While the fundamentals of the metals markets have improved significantly, one must nevertheless remain (very) cautious about future price levels. Uncertainty surrounding commodity prices is quite natural, but in this renewed optimism characterizing metal sectors today, it is important to take full measure of this for three reasons. First, the Chinese economy remains characterized by high investment and debt ratios and has yet to fully undergo its structural change, which could -in the medium term- impact demand for hard commodities. Secondly, global growth drivers, and their main components in the coming decades, have been difficult to identify with precision. Lastly, the importance of speculative tensions currently present on the market raises issues, both in the short, and in the longer, term. In the short term, there is the risk of a major correction. Such a correction has already occurred for nickel, which lost more than 13% of its value between September 5th and October 5th, 2017.

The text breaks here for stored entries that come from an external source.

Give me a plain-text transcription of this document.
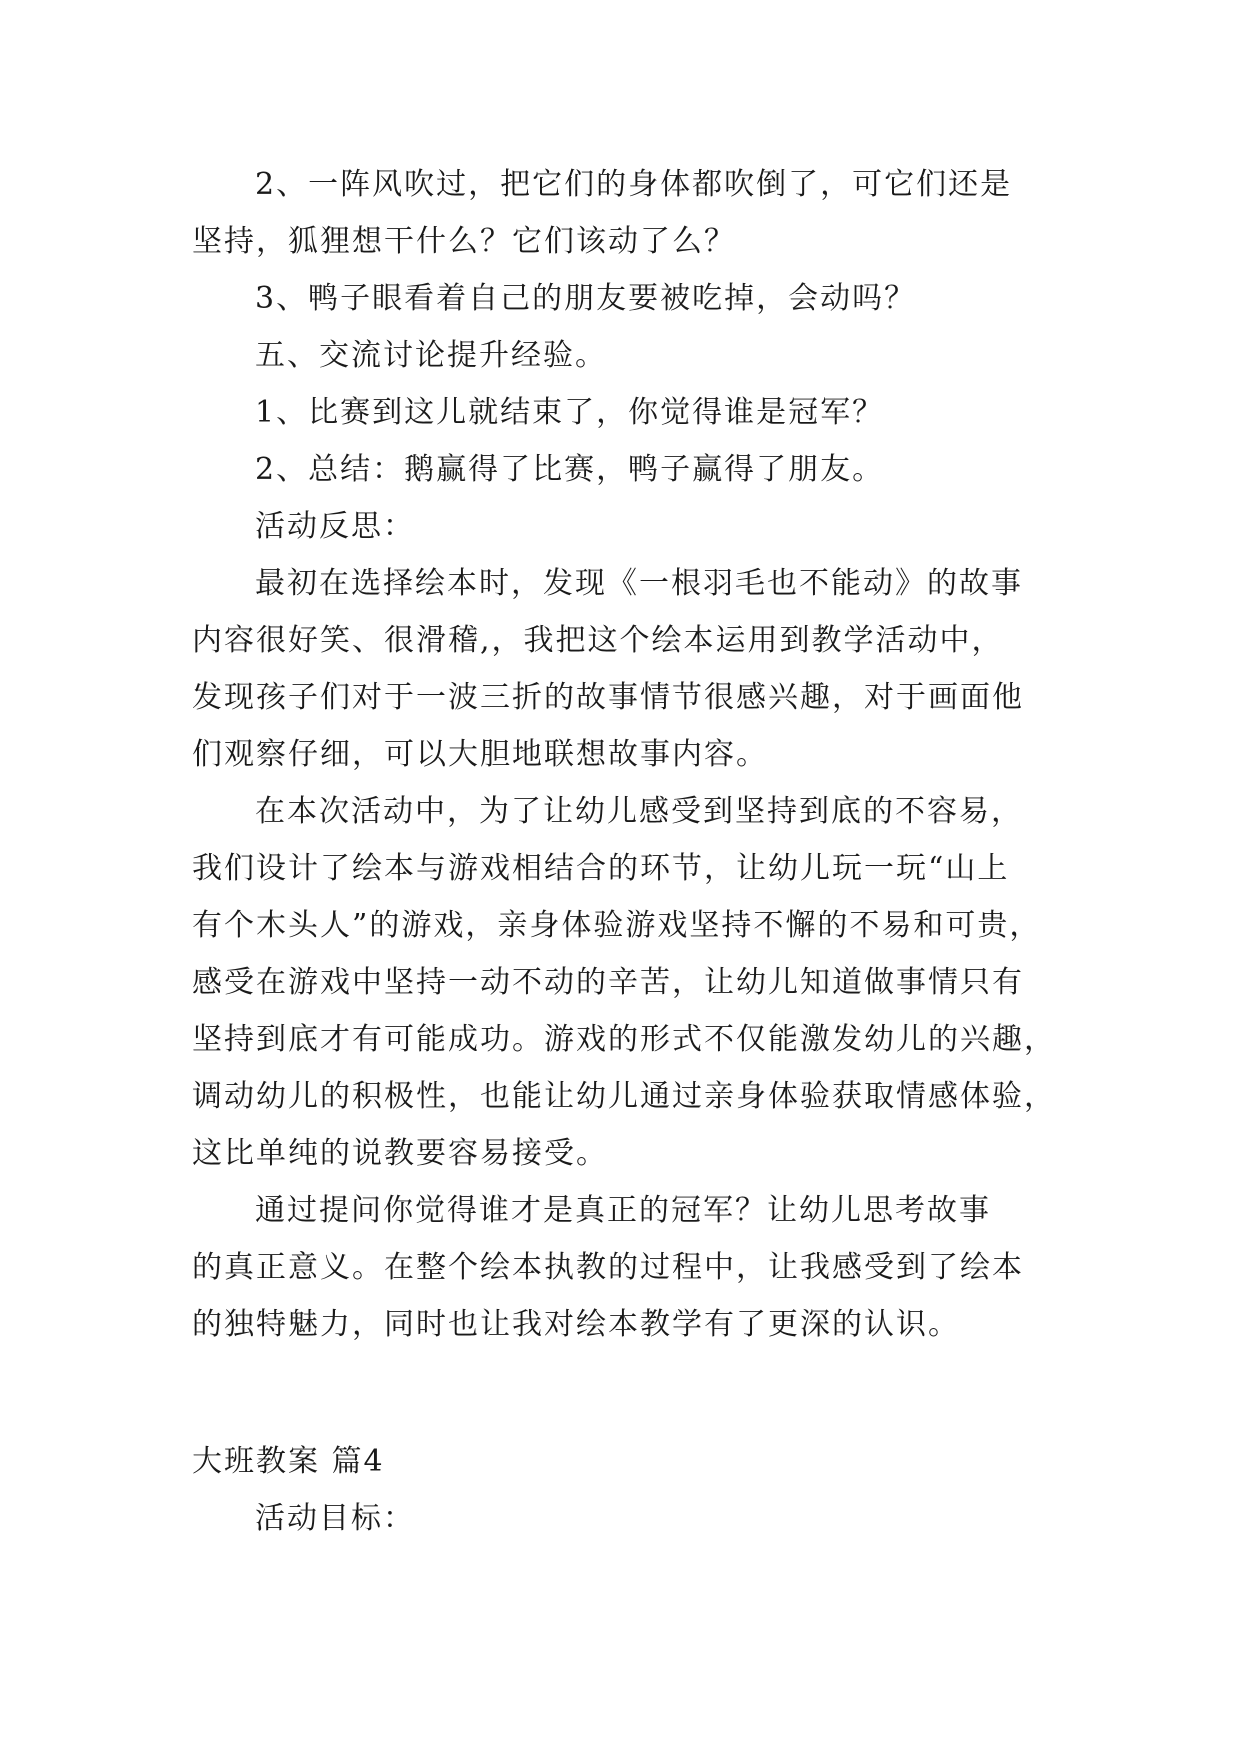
2、一阵风吹过，把它们的身体都吹倒了，可它们还是
坚持，狐狸想干什么？它们该动了么？
3、鸭子眼看着自己的朋友要被吃掉，会动吗？
五、交流讨论提升经验。
1、比赛到这儿就结束了，你觉得谁是冠军？
2、总结：鹅赢得了比赛，鸭子赢得了朋友。
活动反思：
最初在选择绘本时，发现《一根羽毛也不能动》的故事
内容很好笑、很滑稽,，我把这个绘本运用到教学活动中，
发现孩子们对于一波三折的故事情节很感兴趣，对于画面他
们观察仔细，可以大胆地联想故事内容。
在本次活动中，为了让幼儿感受到坚持到底的不容易，
我们设计了绘本与游戏相结合的环节，让幼儿玩一玩“山上
有个木头人”的游戏，亲身体验游戏坚持不懈的不易和可贵，
感受在游戏中坚持一动不动的辛苦，让幼儿知道做事情只有
坚持到底才有可能成功。游戏的形式不仅能激发幼儿的兴趣，
调动幼儿的积极性，也能让幼儿通过亲身体验获取情感体验，
这比单纯的说教要容易接受。
通过提问你觉得谁才是真正的冠军？让幼儿思考故事
的真正意义。在整个绘本执教的过程中，让我感受到了绘本
的独特魅力，同时也让我对绘本教学有了更深的认识。
大班教案 篇4
活动目标：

In the longer term, it is not excluded that, if it were to continue, this speculative craze may affect the accuracy of investment choices in production capacity. Not appreciating the importance of speculative dynamics creates the conditions for under or over-investment, which may not be observed in the short term but that, by its very nature, creates conditions for a deficit or surplus offer a few years later. Let us recall, in this call for caution, that if the finiteness of mineral resources is a based on geological evidence, the idea that a shortage can occur sooner or later certainly serves speculative purposes but does not respond to the economic reality of non-renewable commodity markets. A sustained increase in prices will, in fact, tend to favor the exploitation of lower grade metal reserves, stimulate exploratory investments and, where technically possible, lead to a major research and development effort aimed at not only increasing the recycling of the commodity in question but also using alternative resources. Which should largely contribute to easing tensions on prices, as the case of platinum, among many others, has already shown.